Morton J. Marcus is an economist formerly with the Kelley School of Business at Indiana University.  His column appears in Indiana newspapers, and his views can be followed on a podcast: https://mortonjohn.libsyn.com. His column appears in Indiana newspapers.

        The State of Indiana has hired a firm to study the potential for tolling selected interstate highways. Both conservative and liberal Hoosiers are rumbling under the surface. A tsunami of protests could result as early as December this year when the first report is due.

          Toll roads are considered by many to be un-American. Toll bridges and tunnels are more accepted. They are incontrovertible evidence of human resistance to being told by Mother Nature “You can’t get there from here.” Somehow roads are different.

          Of course, Indiana does have a toll road stretching from Ohio to Illinois. It was carefully built in the 1950s to avoid being useful to Hoosiers. Except in Lake County, the toll road avoids cities and there it serves mainly the steel and petroleum industries.

          For years the Indiana toll road had single access points in South Bend and Elkhart. It avoided downtown areas that might have benefited from easier access. It hugged the Michigan border. Xenophobic Hoosiers were told, “We’re going to get those foreign trucks off your streets.” Those foreign trucks were from Ohio and Illinois.       

The Indiana General Assembly brayed loudly to keep I-69 from being a toll road between Martinsville and Indianapolis. Likewise, without any rationale, I-465 is to be unblemished by tolls. Fortunately, our legislature has experience reversing itself when its manifest poor judgement is revealed.

Tolls make sense. They are a fee for using facilities the public wants, but does not wish to support. The gas tax is a hidden user fee, fast becoming an anachronism as the smog-generating gasoline engine recedes before the electric motor.

Tolls require those who use the roads to pay for them. The interstate highways are premium transportation arteries paralleled by slower conventional roads almost everywhere. If you want to use a premium road, perhaps you should pay a premium for that use.

It’s a simple concept, as the gas tax used to be. Although often woefully low, the gasoline tax served conservative and liberal causes. The more you drove, the more gasoline you used and the more gas tax you paid. The heavier or more powerful your car, the more gasoline you used. That was a nice use tax, seeming to hit the driving elite, and doing some good for the environment.

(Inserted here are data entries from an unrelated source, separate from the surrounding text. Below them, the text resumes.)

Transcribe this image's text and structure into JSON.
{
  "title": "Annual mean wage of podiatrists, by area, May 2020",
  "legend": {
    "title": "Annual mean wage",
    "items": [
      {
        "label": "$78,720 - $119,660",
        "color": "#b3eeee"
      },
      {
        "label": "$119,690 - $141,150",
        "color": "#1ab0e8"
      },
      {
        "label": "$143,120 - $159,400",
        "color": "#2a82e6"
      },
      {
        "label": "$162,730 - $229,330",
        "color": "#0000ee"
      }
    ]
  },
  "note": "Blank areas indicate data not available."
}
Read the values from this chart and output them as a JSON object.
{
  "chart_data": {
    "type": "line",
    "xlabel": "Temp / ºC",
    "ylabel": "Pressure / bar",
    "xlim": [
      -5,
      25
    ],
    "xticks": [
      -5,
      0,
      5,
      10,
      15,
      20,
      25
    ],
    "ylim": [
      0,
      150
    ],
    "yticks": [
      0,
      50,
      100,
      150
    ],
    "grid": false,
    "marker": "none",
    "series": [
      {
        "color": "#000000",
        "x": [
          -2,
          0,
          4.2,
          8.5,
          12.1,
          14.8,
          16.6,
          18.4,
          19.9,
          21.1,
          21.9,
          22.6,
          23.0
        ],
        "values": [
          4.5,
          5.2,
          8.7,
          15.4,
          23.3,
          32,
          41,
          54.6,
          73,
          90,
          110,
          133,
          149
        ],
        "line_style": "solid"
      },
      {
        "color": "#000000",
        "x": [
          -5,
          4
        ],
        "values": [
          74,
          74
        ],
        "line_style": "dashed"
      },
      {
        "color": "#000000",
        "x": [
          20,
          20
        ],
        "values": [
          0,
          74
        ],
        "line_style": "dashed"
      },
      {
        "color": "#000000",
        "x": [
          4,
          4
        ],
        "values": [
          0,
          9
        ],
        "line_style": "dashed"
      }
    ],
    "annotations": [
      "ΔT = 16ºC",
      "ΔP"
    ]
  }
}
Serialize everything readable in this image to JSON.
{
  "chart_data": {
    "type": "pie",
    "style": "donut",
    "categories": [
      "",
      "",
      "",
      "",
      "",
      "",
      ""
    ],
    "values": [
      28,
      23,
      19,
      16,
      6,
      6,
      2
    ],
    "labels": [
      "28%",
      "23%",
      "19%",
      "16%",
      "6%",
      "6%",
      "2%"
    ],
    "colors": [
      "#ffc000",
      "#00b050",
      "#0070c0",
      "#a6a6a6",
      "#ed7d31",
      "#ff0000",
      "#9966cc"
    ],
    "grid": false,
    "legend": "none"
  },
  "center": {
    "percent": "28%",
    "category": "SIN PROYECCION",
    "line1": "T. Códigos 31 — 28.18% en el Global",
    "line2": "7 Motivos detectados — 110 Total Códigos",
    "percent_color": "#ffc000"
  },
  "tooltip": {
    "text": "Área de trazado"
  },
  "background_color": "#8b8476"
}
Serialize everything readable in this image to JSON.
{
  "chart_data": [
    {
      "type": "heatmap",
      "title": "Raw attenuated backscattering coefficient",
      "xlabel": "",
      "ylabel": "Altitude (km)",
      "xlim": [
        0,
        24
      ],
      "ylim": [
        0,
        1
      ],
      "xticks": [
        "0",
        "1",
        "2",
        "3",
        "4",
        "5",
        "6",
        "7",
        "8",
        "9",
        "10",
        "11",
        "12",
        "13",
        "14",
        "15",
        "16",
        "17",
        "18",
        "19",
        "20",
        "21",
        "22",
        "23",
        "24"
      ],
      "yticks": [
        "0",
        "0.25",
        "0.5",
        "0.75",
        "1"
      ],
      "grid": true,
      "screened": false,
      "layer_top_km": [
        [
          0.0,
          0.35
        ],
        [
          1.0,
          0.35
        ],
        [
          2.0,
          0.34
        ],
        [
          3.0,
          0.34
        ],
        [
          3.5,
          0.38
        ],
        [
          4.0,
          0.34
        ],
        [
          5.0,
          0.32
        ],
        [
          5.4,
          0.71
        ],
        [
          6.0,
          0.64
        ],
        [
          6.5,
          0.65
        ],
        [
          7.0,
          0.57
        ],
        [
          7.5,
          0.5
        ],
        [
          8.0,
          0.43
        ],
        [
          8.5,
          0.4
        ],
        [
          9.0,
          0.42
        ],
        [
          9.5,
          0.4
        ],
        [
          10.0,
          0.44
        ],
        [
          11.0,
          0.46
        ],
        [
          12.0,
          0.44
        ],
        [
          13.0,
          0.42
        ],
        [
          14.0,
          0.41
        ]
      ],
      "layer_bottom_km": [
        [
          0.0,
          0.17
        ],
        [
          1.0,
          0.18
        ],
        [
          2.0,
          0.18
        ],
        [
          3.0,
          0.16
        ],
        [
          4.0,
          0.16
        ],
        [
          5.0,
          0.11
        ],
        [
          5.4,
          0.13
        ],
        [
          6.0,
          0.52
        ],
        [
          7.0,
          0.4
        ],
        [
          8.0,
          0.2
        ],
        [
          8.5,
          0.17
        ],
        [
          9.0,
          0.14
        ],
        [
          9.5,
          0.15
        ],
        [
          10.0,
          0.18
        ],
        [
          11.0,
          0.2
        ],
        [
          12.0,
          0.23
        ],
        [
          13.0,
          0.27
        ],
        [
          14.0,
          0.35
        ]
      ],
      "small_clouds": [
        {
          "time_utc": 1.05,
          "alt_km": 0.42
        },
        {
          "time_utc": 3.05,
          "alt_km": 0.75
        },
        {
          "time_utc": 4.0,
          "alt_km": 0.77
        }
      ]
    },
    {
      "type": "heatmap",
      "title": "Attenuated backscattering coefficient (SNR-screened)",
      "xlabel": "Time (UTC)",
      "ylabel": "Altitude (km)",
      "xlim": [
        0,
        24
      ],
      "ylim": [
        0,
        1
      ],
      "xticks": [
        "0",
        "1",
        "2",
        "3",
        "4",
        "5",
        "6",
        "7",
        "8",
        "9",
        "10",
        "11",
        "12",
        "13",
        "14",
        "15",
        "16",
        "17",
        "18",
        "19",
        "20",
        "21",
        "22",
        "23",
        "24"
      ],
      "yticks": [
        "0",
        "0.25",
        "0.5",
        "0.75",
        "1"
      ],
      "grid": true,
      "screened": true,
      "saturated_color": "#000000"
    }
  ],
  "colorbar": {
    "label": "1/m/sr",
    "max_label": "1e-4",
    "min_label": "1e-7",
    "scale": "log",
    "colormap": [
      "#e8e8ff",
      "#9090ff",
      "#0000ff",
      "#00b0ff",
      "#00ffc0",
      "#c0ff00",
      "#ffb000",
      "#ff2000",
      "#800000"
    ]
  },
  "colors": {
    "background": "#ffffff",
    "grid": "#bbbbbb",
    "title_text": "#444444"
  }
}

As America became wealthier, the more we used cars and gasoline, and the more we paid in taxes. Public transit, subsidized inadequately by all levels of government, was relegated to the poor, the infirm, and the quixotic. You won’t find it in the better suburbs.

Tolls may keep poor people from using premium roads, when they need such roads most… as in getting to a hospital or work. But we could solve that problem just as we eliminated hunger with food stamps: electronic highway tokens to offset toll charges. Remember: Tony the Tiger says we’re already Grrreat.